Living with bipolar disorder has an impact on the themes Leah explores in her art, as well as the practical side of working. “When I’m depressed, I’m much more likely to make work at night, whether that’s editing, coming up with ideas, anything. I tend to mess up my sleeping when I’m depressed and sleep all day,” Leah admits. “I stay up all night and become hypomanic.”
Leah’s moods and energy levels eventually shift, as does her approach to her current project. “When I’m feeling ok, work takes place during the day and is a lot less manic. My actions need to be more thought out and the series itself becomes more concept based.”
As an artist, Leah creates her own boundaries about where her work ends and she begins. “I try my best to create work no matter my emotional state, but I do give myself art vacations,” she explains. “I tend to need to reload, especially after a large project.” Self-care is important for any artist when it comes to preventing burn-out, but treating one’s self with forgiveness and recognizing limits is especially prudent when living with a chronic illness.
“My creativity is always around, but a little harder to harness when I’m depressed,” Leah explains. “If I’m feeling a block when I’m depressed I spend a ton of time at museums and galleries til I’m inspired again. I try to stay motivated no matter what.”
Leah’s work largely involves self-portraiture and strong investigations of the self in relation to the world around her. After a traumatic event in the Spring of 2011, Leah became both photographer and subject to document her process of healing and recovery.
“When I was still unpacking what happened to me, I did a lot of skin pulling images—self portraits where I pulled the flesh on my face or my body,” Leah explains. “At the time I didn’t notice how violent they were, but looking back they’re very aggressive.” For Leah, this trauma manifested in her work, and she transitioned from creating art for aesthetic purposes to creating art that is rich in emotion and raw imagery.
Now, Leah describes herself as creative, empathetic, and driven.
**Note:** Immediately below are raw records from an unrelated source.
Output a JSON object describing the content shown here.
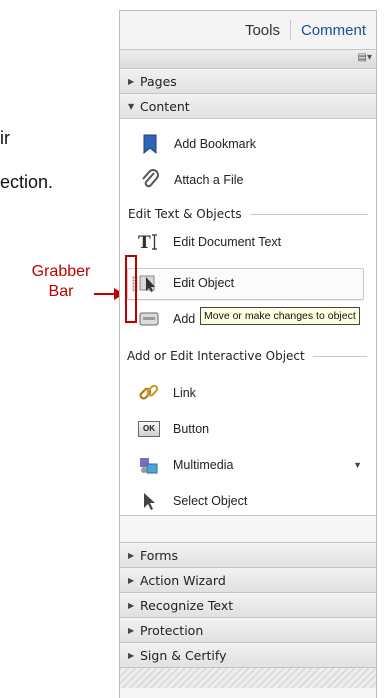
{
  "background_fragments": [
    "ir",
    "ection."
  ],
  "callout": {
    "line1": "Grabber",
    "line2": "Bar"
  },
  "tabs": {
    "tools": "Tools",
    "comment": "Comment"
  },
  "sections": {
    "pages": "Pages",
    "content": "Content",
    "forms": "Forms",
    "action_wizard": "Action Wizard",
    "recognize_text": "Recognize Text",
    "protection": "Protection",
    "sign_certify": "Sign & Certify"
  },
  "content": {
    "add_bookmark": "Add Bookmark",
    "attach_file": "Attach a File",
    "edit_text_objects_header": "Edit Text & Objects",
    "edit_document_text": "Edit Document Text",
    "edit_object": "Edit Object",
    "add_partial": "Add",
    "tooltip": "Move or make changes to object",
    "interactive_header": "Add or Edit Interactive Object",
    "link": "Link",
    "button": "Button",
    "button_icon_text": "OK",
    "multimedia": "Multimedia",
    "select_object": "Select Object"
  },
  "colors": {
    "accent_red": "#c00000",
    "comment_blue": "#1f4f8f",
    "tooltip_bg": "#ffffe1"
  }
}
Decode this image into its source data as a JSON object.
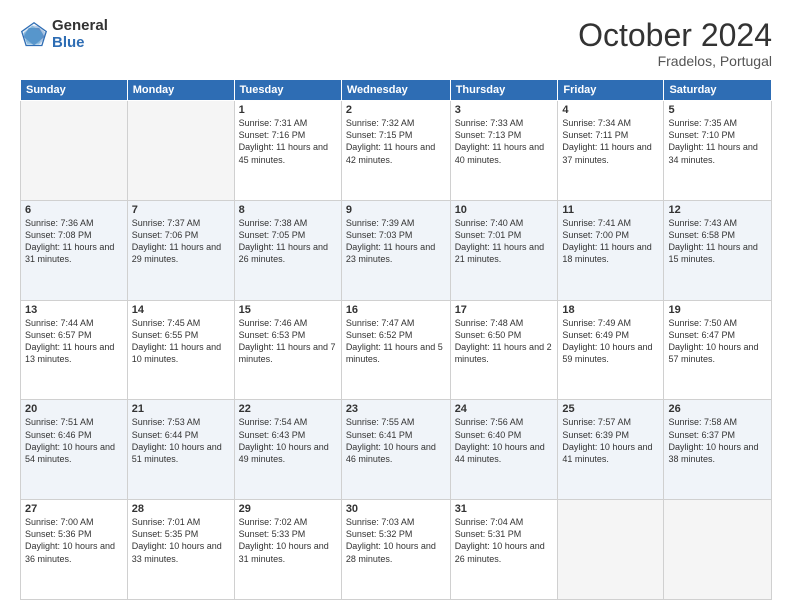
{
  "header": {
    "logo_general": "General",
    "logo_blue": "Blue",
    "title": "October 2024",
    "subtitle": "Fradelos, Portugal"
  },
  "days_of_week": [
    "Sunday",
    "Monday",
    "Tuesday",
    "Wednesday",
    "Thursday",
    "Friday",
    "Saturday"
  ],
  "weeks": [
    [
      {
        "day": "",
        "empty": true
      },
      {
        "day": "",
        "empty": true
      },
      {
        "day": "1",
        "sunrise": "7:31 AM",
        "sunset": "7:16 PM",
        "daylight": "11 hours and 45 minutes."
      },
      {
        "day": "2",
        "sunrise": "7:32 AM",
        "sunset": "7:15 PM",
        "daylight": "11 hours and 42 minutes."
      },
      {
        "day": "3",
        "sunrise": "7:33 AM",
        "sunset": "7:13 PM",
        "daylight": "11 hours and 40 minutes."
      },
      {
        "day": "4",
        "sunrise": "7:34 AM",
        "sunset": "7:11 PM",
        "daylight": "11 hours and 37 minutes."
      },
      {
        "day": "5",
        "sunrise": "7:35 AM",
        "sunset": "7:10 PM",
        "daylight": "11 hours and 34 minutes."
      }
    ],
    [
      {
        "day": "6",
        "sunrise": "7:36 AM",
        "sunset": "7:08 PM",
        "daylight": "11 hours and 31 minutes."
      },
      {
        "day": "7",
        "sunrise": "7:37 AM",
        "sunset": "7:06 PM",
        "daylight": "11 hours and 29 minutes."
      },
      {
        "day": "8",
        "sunrise": "7:38 AM",
        "sunset": "7:05 PM",
        "daylight": "11 hours and 26 minutes."
      },
      {
        "day": "9",
        "sunrise": "7:39 AM",
        "sunset": "7:03 PM",
        "daylight": "11 hours and 23 minutes."
      },
      {
        "day": "10",
        "sunrise": "7:40 AM",
        "sunset": "7:01 PM",
        "daylight": "11 hours and 21 minutes."
      },
      {
        "day": "11",
        "sunrise": "7:41 AM",
        "sunset": "7:00 PM",
        "daylight": "11 hours and 18 minutes."
      },
      {
        "day": "12",
        "sunrise": "7:43 AM",
        "sunset": "6:58 PM",
        "daylight": "11 hours and 15 minutes."
      }
    ],
    [
      {
        "day": "13",
        "sunrise": "7:44 AM",
        "sunset": "6:57 PM",
        "daylight": "11 hours and 13 minutes."
      },
      {
        "day": "14",
        "sunrise": "7:45 AM",
        "sunset": "6:55 PM",
        "daylight": "11 hours and 10 minutes."
      },
      {
        "day": "15",
        "sunrise": "7:46 AM",
        "sunset": "6:53 PM",
        "daylight": "11 hours and 7 minutes."
      },
      {
        "day": "16",
        "sunrise": "7:47 AM",
        "sunset": "6:52 PM",
        "daylight": "11 hours and 5 minutes."
      },
      {
        "day": "17",
        "sunrise": "7:48 AM",
        "sunset": "6:50 PM",
        "daylight": "11 hours and 2 minutes."
      },
      {
        "day": "18",
        "sunrise": "7:49 AM",
        "sunset": "6:49 PM",
        "daylight": "10 hours and 59 minutes."
      },
      {
        "day": "19",
        "sunrise": "7:50 AM",
        "sunset": "6:47 PM",
        "daylight": "10 hours and 57 minutes."
      }
    ],
    [
      {
        "day": "20",
        "sunrise": "7:51 AM",
        "sunset": "6:46 PM",
        "daylight": "10 hours and 54 minutes."
      },
      {
        "day": "21",
        "sunrise": "7:53 AM",
        "sunset": "6:44 PM",
        "daylight": "10 hours and 51 minutes."
      },
      {
        "day": "22",
        "sunrise": "7:54 AM",
        "sunset": "6:43 PM",
        "daylight": "10 hours and 49 minutes."
      },
      {
        "day": "23",
        "sunrise": "7:55 AM",
        "sunset": "6:41 PM",
        "daylight": "10 hours and 46 minutes."
      },
      {
        "day": "24",
        "sunrise": "7:56 AM",
        "sunset": "6:40 PM",
        "daylight": "10 hours and 44 minutes."
      },
      {
        "day": "25",
        "sunrise": "7:57 AM",
        "sunset": "6:39 PM",
        "daylight": "10 hours and 41 minutes."
      },
      {
        "day": "26",
        "sunrise": "7:58 AM",
        "sunset": "6:37 PM",
        "daylight": "10 hours and 38 minutes."
      }
    ],
    [
      {
        "day": "27",
        "sunrise": "7:00 AM",
        "sunset": "5:36 PM",
        "daylight": "10 hours and 36 minutes."
      },
      {
        "day": "28",
        "sunrise": "7:01 AM",
        "sunset": "5:35 PM",
        "daylight": "10 hours and 33 minutes."
      },
      {
        "day": "29",
        "sunrise": "7:02 AM",
        "sunset": "5:33 PM",
        "daylight": "10 hours and 31 minutes."
      },
      {
        "day": "30",
        "sunrise": "7:03 AM",
        "sunset": "5:32 PM",
        "daylight": "10 hours and 28 minutes."
      },
      {
        "day": "31",
        "sunrise": "7:04 AM",
        "sunset": "5:31 PM",
        "daylight": "10 hours and 26 minutes."
      },
      {
        "day": "",
        "empty": true
      },
      {
        "day": "",
        "empty": true
      }
    ]
  ]
}
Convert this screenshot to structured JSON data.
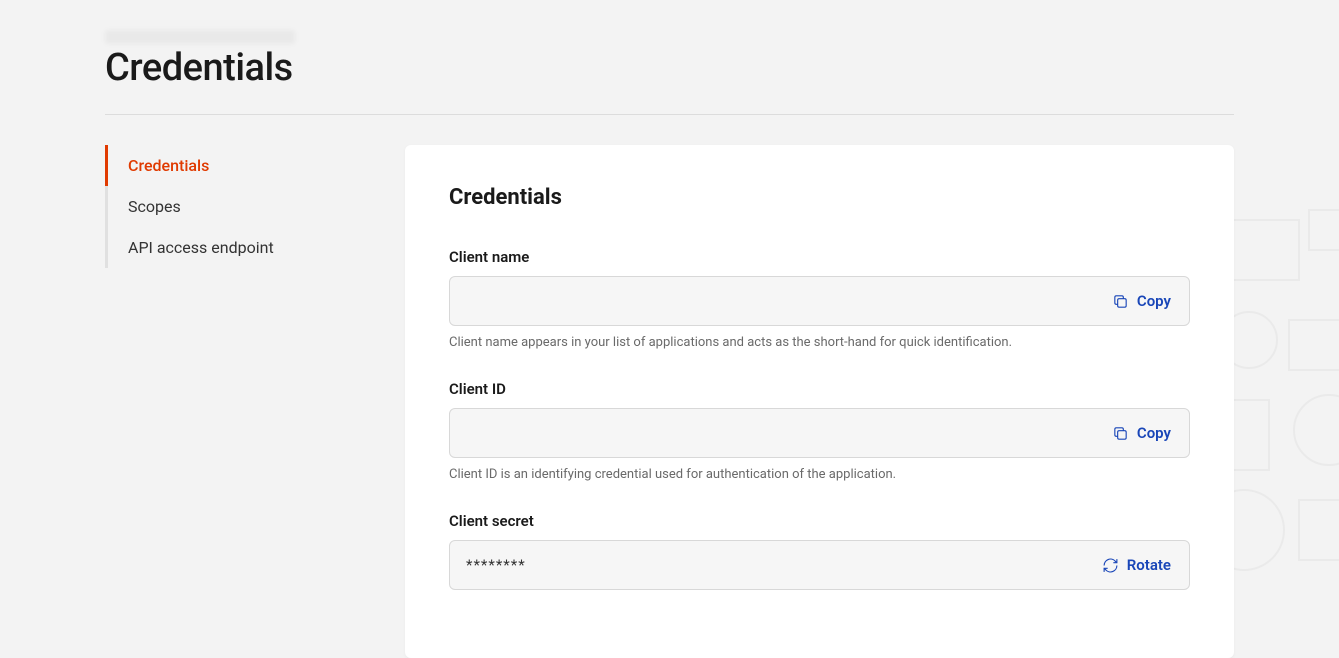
{
  "page": {
    "title": "Credentials"
  },
  "sidebar": {
    "items": [
      {
        "label": "Credentials",
        "active": true
      },
      {
        "label": "Scopes",
        "active": false
      },
      {
        "label": "API access endpoint",
        "active": false
      }
    ]
  },
  "main": {
    "heading": "Credentials",
    "fields": {
      "client_name": {
        "label": "Client name",
        "value": "",
        "help": "Client name appears in your list of applications and acts as the short-hand for quick identification.",
        "action_label": "Copy"
      },
      "client_id": {
        "label": "Client ID",
        "value": "",
        "help": "Client ID is an identifying credential used for authentication of the application.",
        "action_label": "Copy"
      },
      "client_secret": {
        "label": "Client secret",
        "value": "********",
        "action_label": "Rotate"
      }
    }
  }
}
Though she works through her depressive episodes, Leah also recognizes when she needs to step back from her work. “Working on art always helps me feel productive, which makes me feel better overall. Though, I have taken time off from art to work on myself from time to time. I try to be very self-forgiving when in a rough spot.”
Leah’s work has caught the attention of international reviewers and chic showrooms in New York City alike. Her master’s thesis, titled Projections, too involved domestic settings, as Leah scanned family photos into 35-millimeter slides before projecting them onto her apartment walls. These manipulated images give the sense that her grandparents, long deceased at the time, were in her bedroom or at the dinner table, for instance. As a whole, Leah’s work is at once tender and unsettling, urging viewers to voyeur into her life before taking a step back and investigating their own.

Photo: Leah Miriam Cooper
In spite of much success with her art, Leah admits that she struggles with imposter’s syndrome. “I’ve always been geared towards creativity,” Leah explains. “But I didn’t feel like I earned the right to call myself an artist until I had my work accepted into a show.” But for Leah, art is not about acclaim and attention from critics; it’s about expression, identity, and forging connections.
For Leah, life doesn’t imitate art — life is art. “I’m not my art,” Leah says. “But my art is me.”